3 Social Security Traps That Can Spell Doom for Your Retirement
Social Security is a linchpin for so many Americans in retirement, and taking the time to educate yourself on how benefits work can be a boon in your golden years.
Knowing more about Social Security can also mean you aren’t falling into any traps and missing out on maximizing the amount you pull in every month from the program.
Here are three myths about Social Security that you should learn as you prepare to apply for your monthly benefits, per AZCentral.com:
1. My monthly retirement benefit will mimic my former monthly earnings
Some people are under the very erroneous impression that the monthly benefits they collect from Social Security will be similar to what their paychecks looked like. Not so. If you were an average earner, you can expect Social Security to replace about 40% of your pre-retirement income. Most seniors need close to double that amount to live comfortably and keep up with their expenses.
The takeaway? Don’t bank on Social Security alone for retirement. Instead, take steps to build savings, whether in an IRA or 401(k). Socking away $300 a month over 30 years will give you a $340,000 nest egg, assuming your investments generate an average annual 7% return during that time, which is doable if you load up on stocks.

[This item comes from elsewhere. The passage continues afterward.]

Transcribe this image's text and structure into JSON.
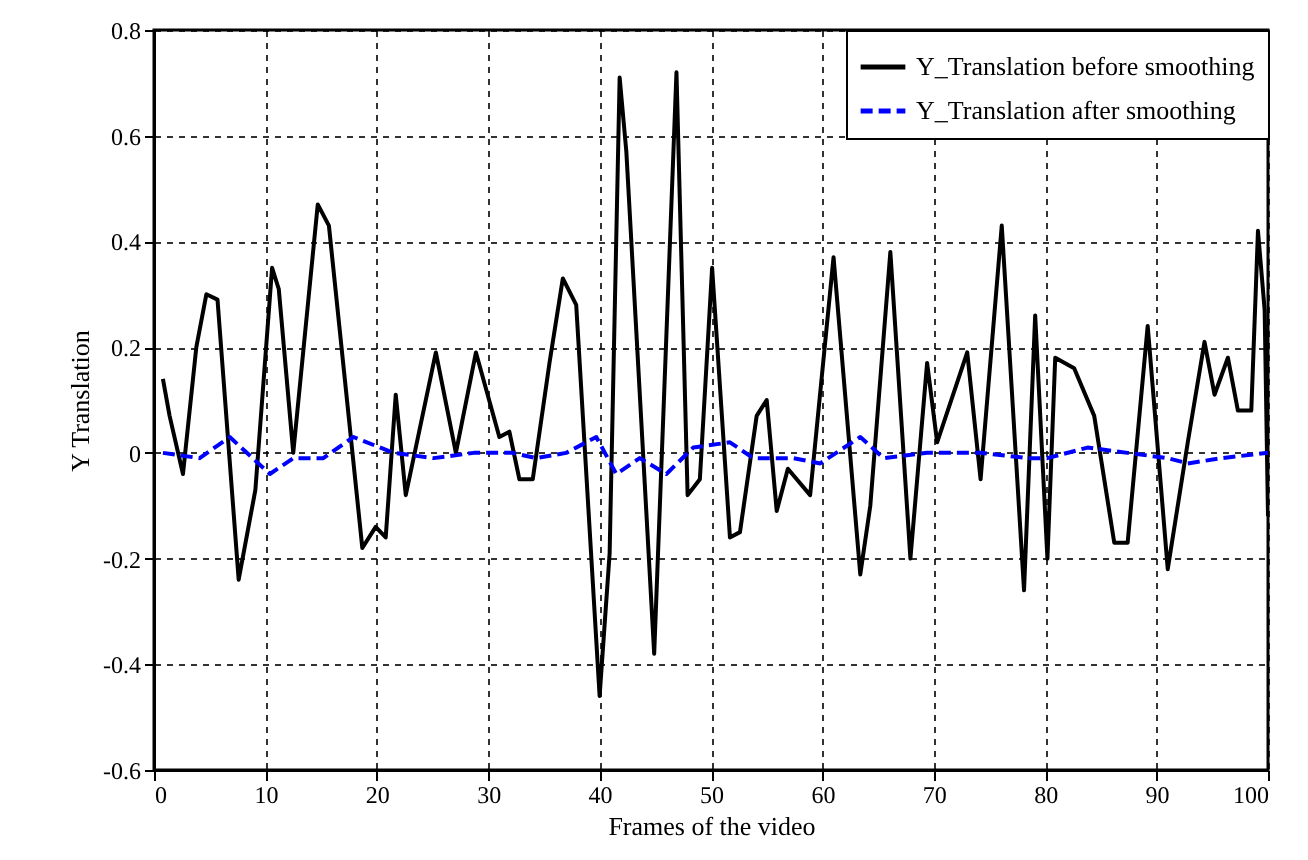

2. If I file early and reduce my benefits, they’ll be bumped up once I reach full retirement age
Your Social Security benefits are calculated by averaging your monthly earnings during your 35 highest-paid years on the job and adjusting them for inflation. Once your monthly benefit is established, you’re entitled to it upon reaching full retirement age (FRA). If you were born in 1960 or later, FRA is 67.
You are allowed to claim benefits before FRA; you can file once you turn 62. But for each month you take benefits early, you reduce them in the process.
Here’s the problem: Some people think that if they file for Social Security early, their benefits will be reduced only for a few years and that once FRA kicks in, they’ll be bumped up to the full amount of their earnings record initially entitled them to. That’s not how Social Security works. Generally speaking, the monthly benefit you start out collecting will be the same amount you receive for life, not including the yearly cost-of-living adjustments that are applied to benefits each year. Therefore, if you file early, expect to collect that reduced benefit indefinitely.
3. I can cancel my benefits anytime and file again later
The Social Security Administration (SSA) allows each filer one do-over in his or her lifetime. If you claim benefits before FRA but regret it, you can withdraw your application and file again later to snag a higher monthly benefit. But you get only one year from the time your benefits start to make that decision, which means that if you wait too long, you’ll be stuck with your initial monthly benefit for life.
Furthermore, to get that second chance at filing, you’ll need to repay the SSA every dollar it sent you in benefits. It’s for this reason that so many seniors can’t capitalize on the do-over option, and wind up stuck with a reduced monthly benefit throughout retirement.